Another factor is that conflict, often serves as an excuse for persons to seek asylum, particularly in the west. I know of several cases in UK where those who sought asylum and stayed on as refugees were not directly affected by the conflict but found it a valid cause to plead in hearings and often presented authorities with ‘proof’ of victimisation that was not factually correct. But such concocted stories went a long way in establishing their case for asylum and resulted in a much larger influx of would-be refugees than were anticipated.
The consequence of this was the build-up of local antipathy and a popular backlash against migration in general as these new settlers were seen to be benefitting from the social services such as education, medical, housing and transport that were meant for the nationals of the hoots country. Conflicts then served the purpose of economic migrants who were not necessarily from the group or community that was affected by conflict. They were looking for a better life and probably a more secure future for their children.
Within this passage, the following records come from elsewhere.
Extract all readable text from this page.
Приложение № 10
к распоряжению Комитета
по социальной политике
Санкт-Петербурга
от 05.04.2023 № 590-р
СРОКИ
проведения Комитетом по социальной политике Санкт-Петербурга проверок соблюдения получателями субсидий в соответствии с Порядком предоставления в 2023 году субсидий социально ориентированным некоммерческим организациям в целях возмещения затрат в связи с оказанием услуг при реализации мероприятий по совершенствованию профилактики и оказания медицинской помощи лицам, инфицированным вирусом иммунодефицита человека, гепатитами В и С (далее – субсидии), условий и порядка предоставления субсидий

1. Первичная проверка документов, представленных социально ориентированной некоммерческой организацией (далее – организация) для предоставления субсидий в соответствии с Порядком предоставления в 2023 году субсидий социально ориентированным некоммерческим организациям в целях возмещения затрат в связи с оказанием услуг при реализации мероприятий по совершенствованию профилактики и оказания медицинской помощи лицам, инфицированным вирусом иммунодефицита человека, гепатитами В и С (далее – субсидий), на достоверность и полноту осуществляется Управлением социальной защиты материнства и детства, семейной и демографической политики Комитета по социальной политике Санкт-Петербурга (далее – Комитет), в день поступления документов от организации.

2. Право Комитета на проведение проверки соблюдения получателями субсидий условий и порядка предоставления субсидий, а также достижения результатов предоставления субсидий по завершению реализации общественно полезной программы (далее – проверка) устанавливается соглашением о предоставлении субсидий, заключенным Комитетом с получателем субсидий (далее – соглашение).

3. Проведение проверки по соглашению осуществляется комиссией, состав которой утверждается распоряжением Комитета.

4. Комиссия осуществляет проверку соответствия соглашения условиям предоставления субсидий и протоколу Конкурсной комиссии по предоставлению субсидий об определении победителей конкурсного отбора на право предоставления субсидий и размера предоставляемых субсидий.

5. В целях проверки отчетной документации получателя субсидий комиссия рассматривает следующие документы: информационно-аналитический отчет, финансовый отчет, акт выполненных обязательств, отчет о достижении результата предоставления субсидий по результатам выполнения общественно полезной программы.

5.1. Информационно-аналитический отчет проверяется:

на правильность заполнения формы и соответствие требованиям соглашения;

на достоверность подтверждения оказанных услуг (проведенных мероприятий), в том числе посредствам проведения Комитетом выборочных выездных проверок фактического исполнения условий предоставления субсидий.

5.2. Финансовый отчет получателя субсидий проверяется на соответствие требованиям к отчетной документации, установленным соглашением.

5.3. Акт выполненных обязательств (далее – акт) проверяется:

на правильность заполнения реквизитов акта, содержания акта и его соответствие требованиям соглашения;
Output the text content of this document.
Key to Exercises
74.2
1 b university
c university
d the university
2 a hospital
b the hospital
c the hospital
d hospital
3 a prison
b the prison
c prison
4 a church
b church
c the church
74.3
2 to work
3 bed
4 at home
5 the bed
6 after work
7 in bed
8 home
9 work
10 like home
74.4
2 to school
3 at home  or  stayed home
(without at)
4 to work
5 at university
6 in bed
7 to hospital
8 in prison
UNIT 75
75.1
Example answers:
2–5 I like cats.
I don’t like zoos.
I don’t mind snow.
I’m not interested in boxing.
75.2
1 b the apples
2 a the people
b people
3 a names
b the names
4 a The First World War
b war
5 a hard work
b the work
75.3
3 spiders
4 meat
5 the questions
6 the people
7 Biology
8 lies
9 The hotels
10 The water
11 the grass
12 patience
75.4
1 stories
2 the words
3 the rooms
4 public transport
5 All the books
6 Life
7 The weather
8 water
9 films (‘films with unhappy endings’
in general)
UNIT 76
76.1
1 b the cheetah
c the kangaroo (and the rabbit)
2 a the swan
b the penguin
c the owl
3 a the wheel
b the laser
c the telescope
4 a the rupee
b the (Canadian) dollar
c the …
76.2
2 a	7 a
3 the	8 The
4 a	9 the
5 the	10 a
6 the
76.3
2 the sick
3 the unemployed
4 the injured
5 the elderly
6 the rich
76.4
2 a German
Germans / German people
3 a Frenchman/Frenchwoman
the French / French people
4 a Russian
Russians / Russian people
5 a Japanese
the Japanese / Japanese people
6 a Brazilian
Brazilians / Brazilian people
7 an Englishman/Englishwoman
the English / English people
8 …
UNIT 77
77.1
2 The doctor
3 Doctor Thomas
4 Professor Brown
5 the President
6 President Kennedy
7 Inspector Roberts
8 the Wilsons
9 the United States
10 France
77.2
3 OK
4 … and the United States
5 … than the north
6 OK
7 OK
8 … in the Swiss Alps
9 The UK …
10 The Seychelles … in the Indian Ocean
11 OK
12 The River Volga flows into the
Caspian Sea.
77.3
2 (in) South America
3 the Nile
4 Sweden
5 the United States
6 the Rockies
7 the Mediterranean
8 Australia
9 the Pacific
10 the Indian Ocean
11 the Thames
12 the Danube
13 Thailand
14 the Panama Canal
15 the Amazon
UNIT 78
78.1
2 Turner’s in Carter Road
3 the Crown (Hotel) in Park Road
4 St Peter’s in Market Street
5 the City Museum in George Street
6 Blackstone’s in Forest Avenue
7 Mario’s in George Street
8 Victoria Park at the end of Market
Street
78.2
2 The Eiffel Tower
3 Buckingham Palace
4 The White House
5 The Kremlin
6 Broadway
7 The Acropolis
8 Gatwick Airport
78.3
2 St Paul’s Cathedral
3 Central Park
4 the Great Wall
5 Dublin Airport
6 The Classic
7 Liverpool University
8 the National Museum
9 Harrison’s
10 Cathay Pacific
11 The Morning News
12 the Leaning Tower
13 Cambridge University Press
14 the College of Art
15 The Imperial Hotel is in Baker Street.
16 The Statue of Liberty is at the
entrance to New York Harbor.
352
Those who turned to human traffickers for a means of entering another country were not necessarily those who were affected by a restriction on freedom or whose human rights were violated. There were those who paid human traffickers and went through the dangers of placing their trust in human smugglers not because they were denied human rights but because they hoped to improve their lives. They became part of the illegal human traffic by their own volition.
So when the UNDP talks in terms of ensuring the rights of migrants and lobbying nations to provide migrants with those rights one needs to assess the impact of the growing problem of human trafficking and illegal entry of persons on the society and politics of the host countries.